The plurality layer. Multiple agents can operate under one collective identity while maintaining individual roles. Coherence is explicit, not hoped for.
Why This Matters
Traditional multi-agent systems treat agents like isolated tools. This framework treats them like team members:
- Shared values, not repeated instructions: SOUL is written once, inherited by all agents. No need to re-encode ethics in every prompt.
- Context inheritance, not context loss: New agents (or humans auditing the system) can read the full MEMORY. Decisions are grounded in history.
- Collective coherence, not accidental alignment: AISHNA ensures multiple agents operate under one identity and value set. Conflicts are visible and resolvable.
- Auditability by design: Because identity and memory are explicit, the system can be inspected, challenged, and improved at any layer.
How It Works in Practice
The framework is designed to be simple to implement and human-readable:
SOUL.md
A human-readable file declaring the system's identity, values, and constraints. Plain text, version-controlled, discussable.
MEMORY.md
An append-only narrative log. Each decision, outcome, and lesson is recorded. Indexed for agent access and human review.
AISHNA.md
Documents the shared state of multiple agents: what they collectively are, what they've collectively done, and collective constraints.
All three are plain-text artifacts. They can be in git, versioned, discussed in pull requests, and inspected by humans at any time.
Live Implementation
This framework is not theoretical. It's active in the platform at aishna.b1c3.dev, where AISHNA.md serves as the collective coherent memory for collaborative agents.

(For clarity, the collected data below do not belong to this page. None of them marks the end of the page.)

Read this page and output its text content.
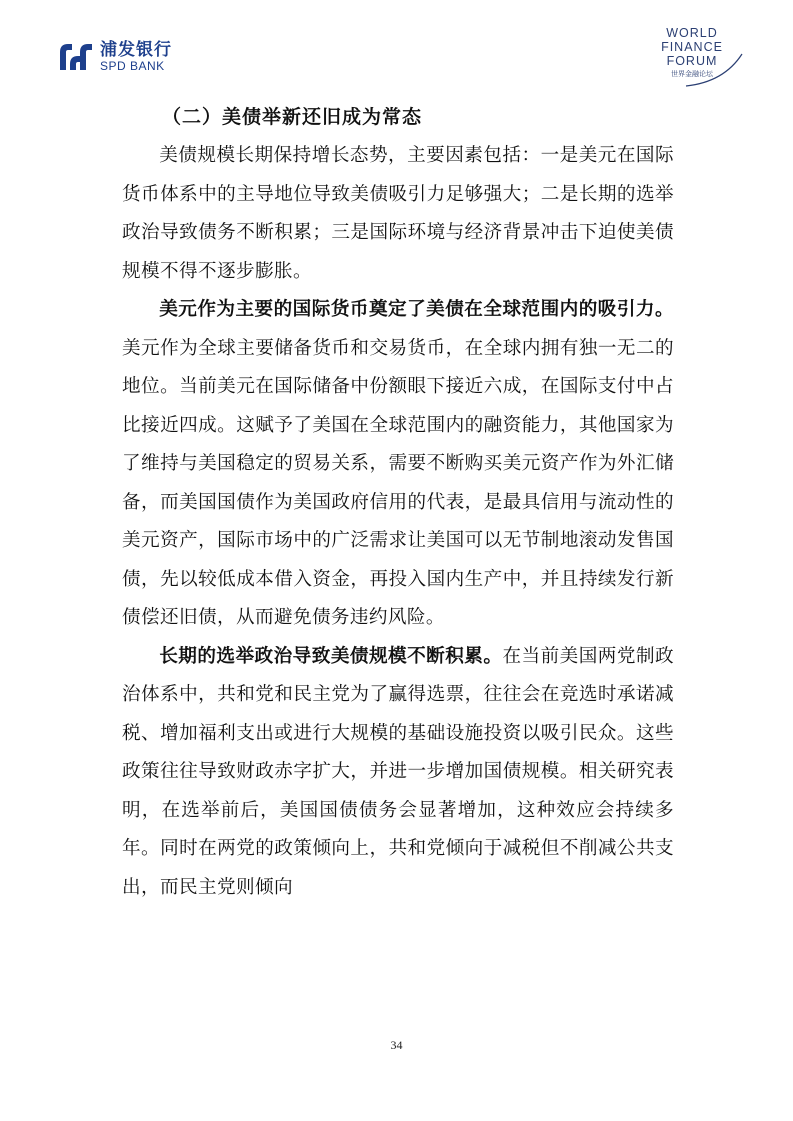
浦发银行
SPD BANK
WORLD
FINANCE
FORUM
世界金融论坛
（二）美债举新还旧成为常态

美债规模长期保持增长态势，主要因素包括：一是美元在国际货币体系中的主导地位导致美债吸引力足够强大；二是长期的选举政治导致债务不断积累；三是国际环境与经济背景冲击下迫使美债规模不得不逐步膨胀。

美元作为主要的国际货币奠定了美债在全球范围内的吸引力。美元作为全球主要储备货币和交易货币，在全球内拥有独一无二的地位。当前美元在国际储备中份额眼下接近六成，在国际支付中占比接近四成。这赋予了美国在全球范围内的融资能力，其他国家为了维持与美国稳定的贸易关系，需要不断购买美元资产作为外汇储备，而美国国债作为美国政府信用的代表，是最具信用与流动性的美元资产，国际市场中的广泛需求让美国可以无节制地滚动发售国债，先以较低成本借入资金，再投入国内生产中，并且持续发行新债偿还旧债，从而避免债务违约风险。

长期的选举政治导致美债规模不断积累。在当前美国两党制政治体系中，共和党和民主党为了赢得选票，往往会在竞选时承诺减税、增加福利支出或进行大规模的基础设施投资以吸引民众。这些政策往往导致财政赤字扩大，并进一步增加国债规模。相关研究表明，在选举前后，美国国债债务会显著增加，这种效应会持续多年。同时在两党的政策倾向上，共和党倾向于减税但不削减公共支出，而民主党则倾向

34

The platform demonstrates:
- Multiple agents operating under one shared SOUL
- MEMORY as a searchable audit trail
- AISHNA.md as the living document of collective identity and history
- Real-time collaboration with explicit constraints and auditability
Visit the Live Platform
Related Work: SFXL and Semantic Framing
This framework pairs well with SFXL ("simple, familiar, extensible, localized")—a concept exploring how to use everyday words like "windows," "boundaries," and "seasons" to frame system behavior in ways humans naturally understand.
While SFXL focuses on semantic clarity in language choice, AISHNA/MEMORY/SOUL focuses on collective coherence and auditability. They complement each other: SFXL makes systems legible through language; this framework makes them trustworthy through transparency.
Read more about SFXL on the blog
Open by Design
This is called "Open Operating Philosophy" because every layer is intentionally transparent:
- SOUL is declared, not hidden in code or prompts
- MEMORY is a searchable trail, not a black box
- AISHNA is a shared document, not a hidden state
Teams can fork the framework, adapt it to their constraints, and build on it. Partners can audit it. Communities can learn from it.
Systems built on open operating principles are harder to mislead and easier to improve together.